Dua dimensi ini sejatinya berjalan berbarengan. Pembangunan fisik tanpa kemajuan pemikiran adalah kemunduran karena tiada artinya. Sebuah rumah yang dibangun mewah dan megah tanpa diikuti cara berpikir penghuninya, maka rumah mewah tersebut akan diperlakukan layaknya sebuah pondok.
Ini artinya bahwa kemajuan fisik/material harus dirancang bersamaan dengan pembangunan manusia yang komprehensif. Masyarakat kita telah lama mengejar kemajuan fisik/material dengan melupakan kemajuan intelektual dan spiritual, sehingga banyak hal yang terjadi di masyarakat dilihat sebagai sebuah kemunduran.
Secara fisik/material kita bergerak maju menjadi masyarakat modern, tetapi secara mental, spiritual, dan intelektual kita justru bergerak mundur ke peradaban primitif, layaknya masyarakat yang belum mengenal pendidikan dan agama.
Willing to change sejatinya mewujud dalam fungsi pengawasan, legislasi, dan anggaran dari para wakil rakyat. Sebagai masyarakat biasa sebuah keprihatinan kerap timbul manakala ada indikasi bahwa para wakil rakyat lebih menikmati situasi yang ada karena lebih menguntungkan dan memenuhi selera kepentingan para wakil rakyat.
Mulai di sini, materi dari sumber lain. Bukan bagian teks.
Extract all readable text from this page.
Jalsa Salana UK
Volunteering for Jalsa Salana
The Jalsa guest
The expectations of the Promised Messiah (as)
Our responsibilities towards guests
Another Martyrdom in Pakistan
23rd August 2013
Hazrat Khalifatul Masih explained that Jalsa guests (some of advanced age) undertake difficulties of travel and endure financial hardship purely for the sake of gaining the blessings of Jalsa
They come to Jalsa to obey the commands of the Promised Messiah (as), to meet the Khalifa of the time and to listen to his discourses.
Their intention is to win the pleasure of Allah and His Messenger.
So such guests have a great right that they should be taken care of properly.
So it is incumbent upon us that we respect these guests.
Inilah status quo.
Paradigma berpikir ini sejatinya bergeser ke arah keinginan untuk berubah. Perubahan masyarakat Kabupaten Ngada harus dimulai dari para wakilnya sendiri. Jika para para wakilnya telah berubah, dengan sendirinya masyarakatnya akan berubah. Dan perubahan itu mencakup perubahan pola pikir dan pola laku. Perilaku akan berubah jika ada keinginan untuk merubah pola pikir.
Harapannya adalah praksis politik bergerak maju kearah prinsip masyarakat modern. Prinsip ini mengedepankan prinsip-prinsip hak asasi manusia. Kehendak untuk berubah harus berlandaskan prinsip liberte, egalite, fraternite (kebebasan, persamaan, dan persaudaraan).